You can login to the EIDF Data Catalogue using your SAFE credentials - there is a "Log in" link on the top right. Find your organisation and then you can customise it by clicking on the "Manage" button on the top-right, e.g. you can provide a more friendly name than the EIDF project number, you can provide a description for your organisation, provide a logo or image representing your organisation and associate metadata pairs to aid discovery. Customising your organisation will make it more attractive to those that may want to use your data and will also aid in discovery.

Creating your dataset(s)

Do NOT use the CKAN interface to create Datasets

The EIDF Portal creates these for you and associates S3 buckets with your data. You can provide additional metadata once the Dataset records are in CKAN. Please do not add datasets through the CKAN interface either. Contact us if would like anything removed.

Once your project is approved go to your project in the EIDF portal at this link:

Select the project which you want to use to ingest data. The list of Ingest Datasets will be empty unless you have already created Datasets.

Create a Dataset by pressing on the New button. You will need to provide the following minimal bits of information:

  • Name: The name for your dataset.
  • S3 Bucket name: this entry will automatically be populated from your dataset name to create your S3 bucket name. You can customise the name for yourself subject to the constraints specified below the text box by editing the link directly. Note though if you change the dataset name you will overwrite the S3 bucket name link if you have customised it. Your project id at the start you will not be able to change.
  • Number of buckets: you may want to distribute your data over a number of S3 buckets if your dataset is big or structured into subsets.
  • Description: a description of your dataset.
  • Link: a link describing your group/contact information.
  • Contact email: a contact email to answer queries about your data set (this is optional).
  • License: the license under which you will distribute your data.

An example of the form is given below.

Interface to create a dataset

Once you are happy with the content press on the Create button. This will be used to create the requested number of S3 buckets to which you will be able copy your data.

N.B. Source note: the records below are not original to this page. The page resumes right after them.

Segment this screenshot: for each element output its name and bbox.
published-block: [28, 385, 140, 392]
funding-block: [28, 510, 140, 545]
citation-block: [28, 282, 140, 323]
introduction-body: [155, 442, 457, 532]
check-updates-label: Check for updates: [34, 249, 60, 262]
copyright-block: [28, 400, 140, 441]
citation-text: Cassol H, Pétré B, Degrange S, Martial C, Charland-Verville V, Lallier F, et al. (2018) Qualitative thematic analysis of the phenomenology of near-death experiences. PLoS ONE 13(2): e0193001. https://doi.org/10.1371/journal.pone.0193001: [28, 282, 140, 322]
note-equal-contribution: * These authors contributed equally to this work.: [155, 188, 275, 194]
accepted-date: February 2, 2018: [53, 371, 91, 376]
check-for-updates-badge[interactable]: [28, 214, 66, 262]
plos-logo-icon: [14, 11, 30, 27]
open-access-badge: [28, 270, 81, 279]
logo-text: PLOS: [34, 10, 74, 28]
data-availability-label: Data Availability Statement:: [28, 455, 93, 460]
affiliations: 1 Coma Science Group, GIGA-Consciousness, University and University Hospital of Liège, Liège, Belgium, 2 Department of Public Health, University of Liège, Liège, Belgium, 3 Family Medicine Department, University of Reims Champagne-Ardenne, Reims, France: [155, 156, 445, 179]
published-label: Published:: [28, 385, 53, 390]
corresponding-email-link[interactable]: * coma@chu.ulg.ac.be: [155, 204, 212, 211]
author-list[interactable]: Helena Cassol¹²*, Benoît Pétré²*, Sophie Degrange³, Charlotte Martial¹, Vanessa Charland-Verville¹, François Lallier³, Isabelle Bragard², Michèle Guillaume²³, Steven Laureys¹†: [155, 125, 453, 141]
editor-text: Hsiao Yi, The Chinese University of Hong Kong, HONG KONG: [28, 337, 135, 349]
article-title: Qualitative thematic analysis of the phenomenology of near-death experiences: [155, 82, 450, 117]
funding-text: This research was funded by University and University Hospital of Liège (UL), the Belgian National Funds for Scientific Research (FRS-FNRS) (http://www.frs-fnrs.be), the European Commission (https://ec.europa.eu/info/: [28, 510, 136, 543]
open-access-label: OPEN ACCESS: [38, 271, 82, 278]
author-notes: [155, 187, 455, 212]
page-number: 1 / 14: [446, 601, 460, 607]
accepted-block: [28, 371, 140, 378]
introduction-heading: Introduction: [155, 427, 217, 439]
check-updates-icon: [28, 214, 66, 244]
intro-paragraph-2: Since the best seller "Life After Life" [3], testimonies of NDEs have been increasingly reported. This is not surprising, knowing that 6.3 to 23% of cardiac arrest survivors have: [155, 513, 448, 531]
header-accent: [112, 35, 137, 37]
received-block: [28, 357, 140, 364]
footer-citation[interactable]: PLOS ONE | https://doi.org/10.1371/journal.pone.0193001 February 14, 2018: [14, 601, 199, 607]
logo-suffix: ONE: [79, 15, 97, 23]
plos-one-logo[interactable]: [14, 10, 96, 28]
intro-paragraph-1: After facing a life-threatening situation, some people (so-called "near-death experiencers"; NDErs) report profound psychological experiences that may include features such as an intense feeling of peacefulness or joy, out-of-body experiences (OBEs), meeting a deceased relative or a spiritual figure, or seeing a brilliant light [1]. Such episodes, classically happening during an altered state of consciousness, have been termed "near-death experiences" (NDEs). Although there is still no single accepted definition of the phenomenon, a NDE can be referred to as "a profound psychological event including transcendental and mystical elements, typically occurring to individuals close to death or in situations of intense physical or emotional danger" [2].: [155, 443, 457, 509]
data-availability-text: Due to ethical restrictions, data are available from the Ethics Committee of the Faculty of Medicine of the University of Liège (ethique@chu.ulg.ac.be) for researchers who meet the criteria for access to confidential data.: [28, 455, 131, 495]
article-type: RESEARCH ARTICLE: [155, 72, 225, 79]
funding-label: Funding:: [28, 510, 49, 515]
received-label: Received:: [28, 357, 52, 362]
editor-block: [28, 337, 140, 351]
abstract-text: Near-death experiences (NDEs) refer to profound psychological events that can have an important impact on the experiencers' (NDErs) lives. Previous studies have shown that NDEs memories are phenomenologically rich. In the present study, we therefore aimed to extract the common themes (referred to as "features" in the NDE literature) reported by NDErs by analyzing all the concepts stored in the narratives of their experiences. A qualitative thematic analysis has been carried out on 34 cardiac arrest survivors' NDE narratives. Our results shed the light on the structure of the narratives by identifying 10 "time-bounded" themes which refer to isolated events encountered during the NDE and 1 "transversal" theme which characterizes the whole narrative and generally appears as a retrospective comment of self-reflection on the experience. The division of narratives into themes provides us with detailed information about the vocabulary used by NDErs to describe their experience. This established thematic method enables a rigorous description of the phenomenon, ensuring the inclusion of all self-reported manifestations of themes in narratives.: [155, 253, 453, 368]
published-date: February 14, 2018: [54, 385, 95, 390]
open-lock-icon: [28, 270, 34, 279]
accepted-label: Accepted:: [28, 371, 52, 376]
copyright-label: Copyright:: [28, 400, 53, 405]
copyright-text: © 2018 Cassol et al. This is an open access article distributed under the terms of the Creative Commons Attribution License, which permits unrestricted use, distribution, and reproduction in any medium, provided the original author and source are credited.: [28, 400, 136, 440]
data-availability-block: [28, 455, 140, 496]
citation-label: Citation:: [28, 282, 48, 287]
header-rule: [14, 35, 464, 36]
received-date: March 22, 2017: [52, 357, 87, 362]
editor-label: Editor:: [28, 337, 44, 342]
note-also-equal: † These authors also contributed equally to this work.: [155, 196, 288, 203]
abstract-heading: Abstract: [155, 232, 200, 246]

You should now be able to click on a link to your dataset to see a copy of the information that you provided. You can supplement your Dataset entry in the EIDF catalogue with additional metadata once you have logged into the data catalogue using your SAFE credentials.

Data upload

Having created an S3 bucket please consult the S3 tutorial section to get an overview of the commands you will require to upload your data to S3.

Note that versioning is enabled for data publishing S3 buckets. Versioning preserves existing files that are overwritten or deleted and allows to retrieve and restore every version of every file in an S3 bucket.

When you have added your data in S3, you can add the data S3 link to the catalogue dataset as a resource.

Metadata format

Metadata for resources in your dataset are added directly through the EIDF Data Catalogue.

Make sure you're logged in to the EIDF Data Catalogue. Open the page of your dataset and click on "Manage" at the top right. Open the "Resources" tab and press the button "+ Add new resource". Now you can fill in the form and describe your data as you wish. Some entries that are required and these are marked with a red "*" in the EIDF Data Catalogue:

  • Name: a descriptive name for your dataset.
  • Access URL: this is a link to a file in S3 or a set of files with a common prefix, that you uploaded as explained above.
  • Description: a human readable description of your data set.
  • Resource format: the type of data included in your resource.
  • Unique Identifier
  • Licence: the licence under which you are releasing your data.

Note

If it is not going to be immediately obvious to a third party as to how your data may be used then please do provide a link to some documentation showing people how to unpack/use your data. Not everyone who may want to use your data may be a domain expert in your field.